Grande Faixa de Sargaço no Atlântico: Entenda o Fenômeno Surpreendente e Seus Impactos

O Que é a Grande Faixa de Sargaço?

A Grande Faixa de Sargaço, também conhecida como cinturão de sargaço do Atlântico, é uma vasta extensão de algas marinhas do gênero Sargassum que se localiza na parte central do Oceano Atlântico. Sua extensão impressionante abrange desde a costa oeste africana até o Golfo do México. Registrada pela primeira vez em 2011, essa mancha marrom tem chamado a atenção pela sua capacidade de crescimento acelerado, que surpreende até mesmo a comunidade científica.

As espécies predominantes são a Sargassum natans e a Sargassum fluitans. Embora o sargaço seja comum em regiões tropicais, o volume e a velocidade de crescimento da faixa atual no Atlântico são fenômenos atípicos.

Benefícios e Prejuízos do Sargaço

Em quantidades moderadas, o sargaço desempenha um papel ecológico importante, servindo como habitat para diversas espécies marinhas, como tartarugas e peixes. A NASA explica que, nesse contexto, a alga pode trazer mais benefícios do que uma alga comum, que se limita a liberar oxigênio pela fotossíntese.

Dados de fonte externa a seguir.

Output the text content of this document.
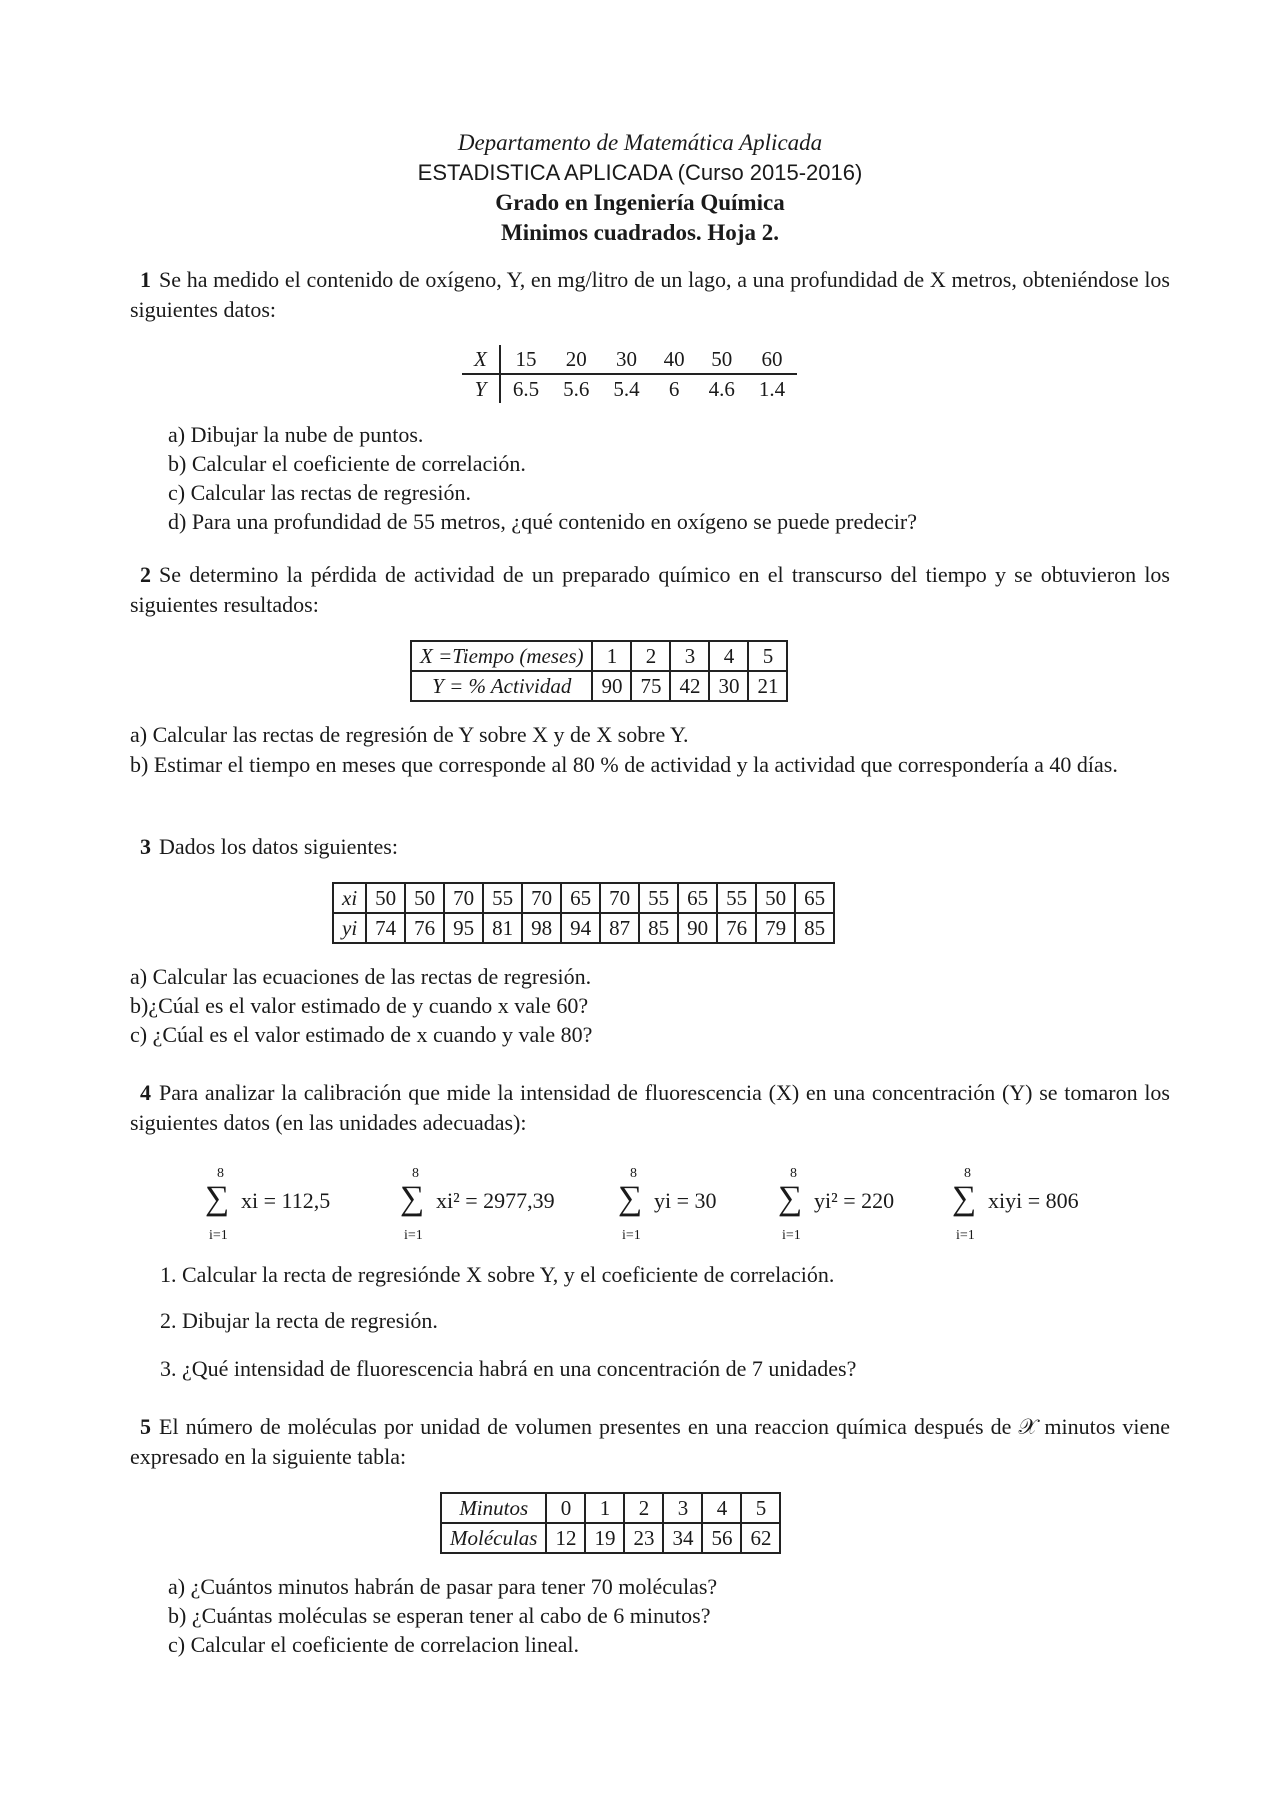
Departamento de Matemática Aplicada
ESTADISTICA APLICADA (Curso 2015-2016)
Grado en Ingeniería Química
Minimos cuadrados. Hoja 2.
1 Se ha medido el contenido de oxígeno, Y, en mg/litro de un lago, a una profundidad de X metros, obteniéndose los siguientes datos:
X	15	20	30	40	50	60
Y	6.5	5.6	5.4	6	4.6	1.4
a) Dibujar la nube de puntos.
b) Calcular el coeficiente de correlación.
c) Calcular las rectas de regresión.
d) Para una profundidad de 55 metros, ¿qué contenido en oxígeno se puede predecir?
2 Se determino la pérdida de actividad de un preparado químico en el transcurso del tiempo y se obtuvieron los siguientes resultados:
X =Tiempo (meses)	1	2	3	4	5
Y = % Actividad	90	75	42	30	21
a) Calcular las rectas de regresión de Y sobre X y de X sobre Y.
b) Estimar el tiempo en meses que corresponde al 80 % de actividad y la actividad que correspondería a 40 días.
3 Dados los datos siguientes:
xi	50	50	70	55	70	65	70	55	65	55	50	65
yi	74	76	95	81	98	94	87	85	90	76	79	85
a) Calcular las ecuaciones de las rectas de regresión.
b)¿Cúal es el valor estimado de y cuando x vale 60?
c) ¿Cúal es el valor estimado de x cuando y vale 80?
4 Para analizar la calibración que mide la intensidad de fluorescencia (X) en una concentración (Y) se tomaron los siguientes datos (en las unidades adecuadas):
8
∑
i=1
xi = 112,5
8
∑
i=1
xi² = 2977,39
8
∑
i=1
yi = 30
8
∑
i=1
yi² = 220
8
∑
i=1
xiyi = 806
1. Calcular la recta de regresiónde X sobre Y, y el coeficiente de correlación.
2. Dibujar la recta de regresión.
3. ¿Qué intensidad de fluorescencia habrá en una concentración de 7 unidades?
5 El número de moléculas por unidad de volumen presentes en una reaccion química después de 𝒳 minutos viene expresado en la siguiente tabla:
Minutos	0	1	2	3	4	5
Moléculas	12	19	23	34	56	62
a) ¿Cuántos minutos habrán de pasar para tener 70 moléculas?
b) ¿Cuántas moléculas se esperan tener al cabo de 6 minutos?
c) Calcular el coeficiente de correlacion lineal.
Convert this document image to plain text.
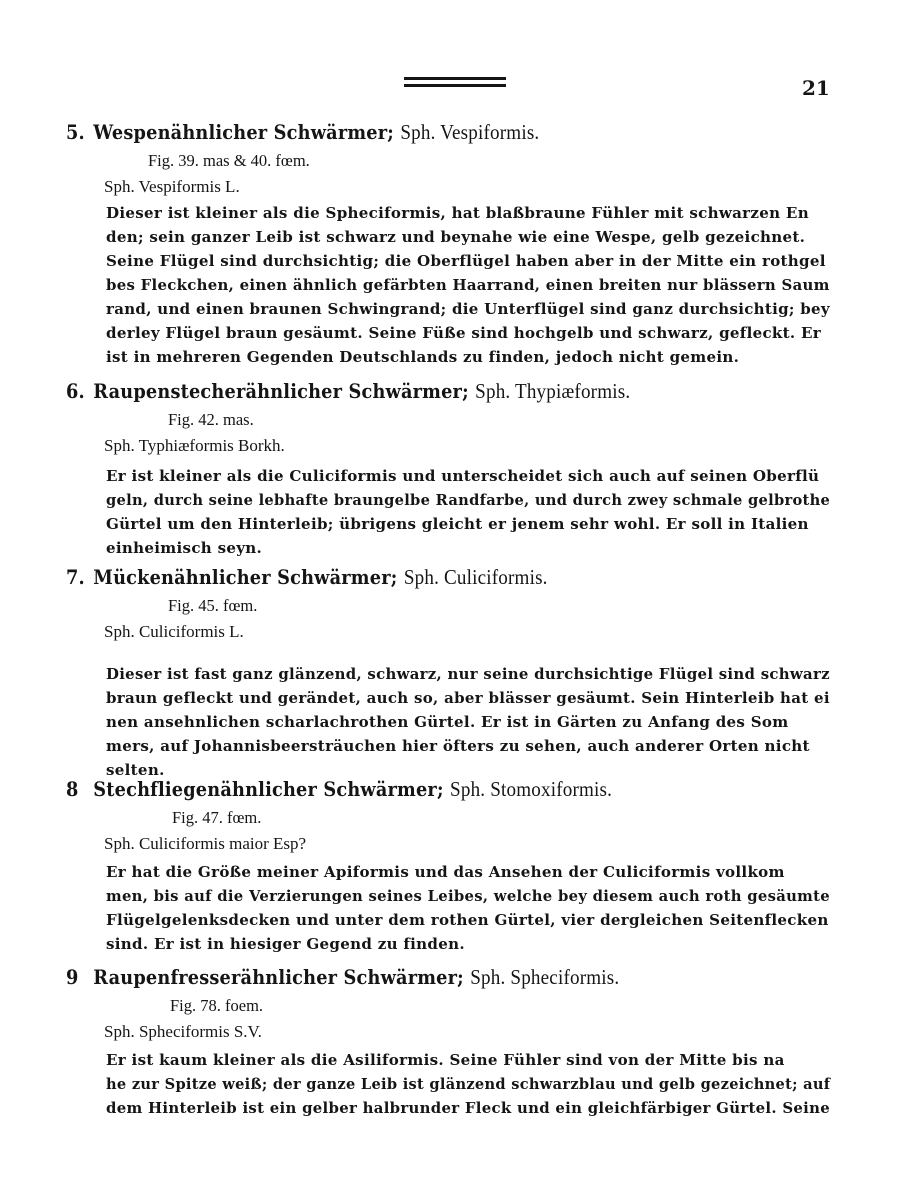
21
5. Wespenähnlicher Schwärmer; Sph. Vespiformis.
Fig. 39. mas & 40. fœm.
Sph. Vespiformis L.
Dieser ist kleiner als die Spheciformis, hat blaßbraune Fühler mit schwarzen En
den; sein ganzer Leib ist schwarz und beynahe wie eine Wespe, gelb gezeichnet.
Seine Flügel sind durchsichtig; die Oberflügel haben aber in der Mitte ein rothgel
bes Fleckchen, einen ähnlich gefärbten Haarrand, einen breiten nur blässern Saum
rand, und einen braunen Schwingrand; die Unterflügel sind ganz durchsichtig; bey
derley Flügel braun gesäumt. Seine Füße sind hochgelb und schwarz, gefleckt. Er
ist in mehreren Gegenden Deutschlands zu finden, jedoch nicht gemein.
6. Raupenstecherähnlicher Schwärmer; Sph. Thypiæformis.
Fig. 42. mas.
Sph. Typhiæformis Borkh.
Er ist kleiner als die Culiciformis und unterscheidet sich auch auf seinen Oberflü
geln, durch seine lebhafte braungelbe Randfarbe, und durch zwey schmale gelbrothe
Gürtel um den Hinterleib; übrigens gleicht er jenem sehr wohl. Er soll in Italien
einheimisch seyn.
7. Mückenähnlicher Schwärmer; Sph. Culiciformis.
Fig. 45. fœm.
Sph. Culiciformis L.
Dieser ist fast ganz glänzend, schwarz, nur seine durchsichtige Flügel sind schwarz
braun gefleckt und gerändet, auch so, aber blässer gesäumt. Sein Hinterleib hat ei
nen ansehnlichen scharlachrothen Gürtel. Er ist in Gärten zu Anfang des Som
mers, auf Johannisbeersträuchen hier öfters zu sehen, auch anderer Orten nicht
selten.
8 Stechfliegenähnlicher Schwärmer; Sph. Stomoxiformis.
Fig. 47. fœm.
Sph. Culiciformis maior Esp?
Er hat die Größe meiner Apiformis und das Ansehen der Culiciformis vollkom
men, bis auf die Verzierungen seines Leibes, welche bey diesem auch roth gesäumte
Flügelgelenksdecken und unter dem rothen Gürtel, vier dergleichen Seitenflecken
sind. Er ist in hiesiger Gegend zu finden.
9 Raupenfresserähnlicher Schwärmer; Sph. Spheciformis.
Fig. 78. foem.
Sph. Spheciformis S.V.
Er ist kaum kleiner als die Asiliformis. Seine Fühler sind von der Mitte bis na
he zur Spitze weiß; der ganze Leib ist glänzend schwarzblau und gelb gezeichnet; auf
dem Hinterleib ist ein gelber halbrunder Fleck und ein gleichfärbiger Gürtel. Seine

No entanto, o excesso de sargaço acarreta uma série de problemas. A decomposição dessas algas, especialmente quando chegam às regiões litorâneas, pode impactar negativamente o turismo e a vida marinha. O acúmulo em praias e baías pode prejudicar ecossistemas locais e gerar odores desagradáveis.

Crescimento Desenfreado e Possíveis Causas

Estudos científicos de instituições como a Universidade do Sul da Flórida e a Agência de Proteção Ambiental dos Estados Unidos têm investigado as causas do crescimento acelerado da faixa de sargaço. Uma hipótese inicial sugere que descargas do Rio Amazonas anteriores a 2011 possam ter contribuído para o início da formação da mancha.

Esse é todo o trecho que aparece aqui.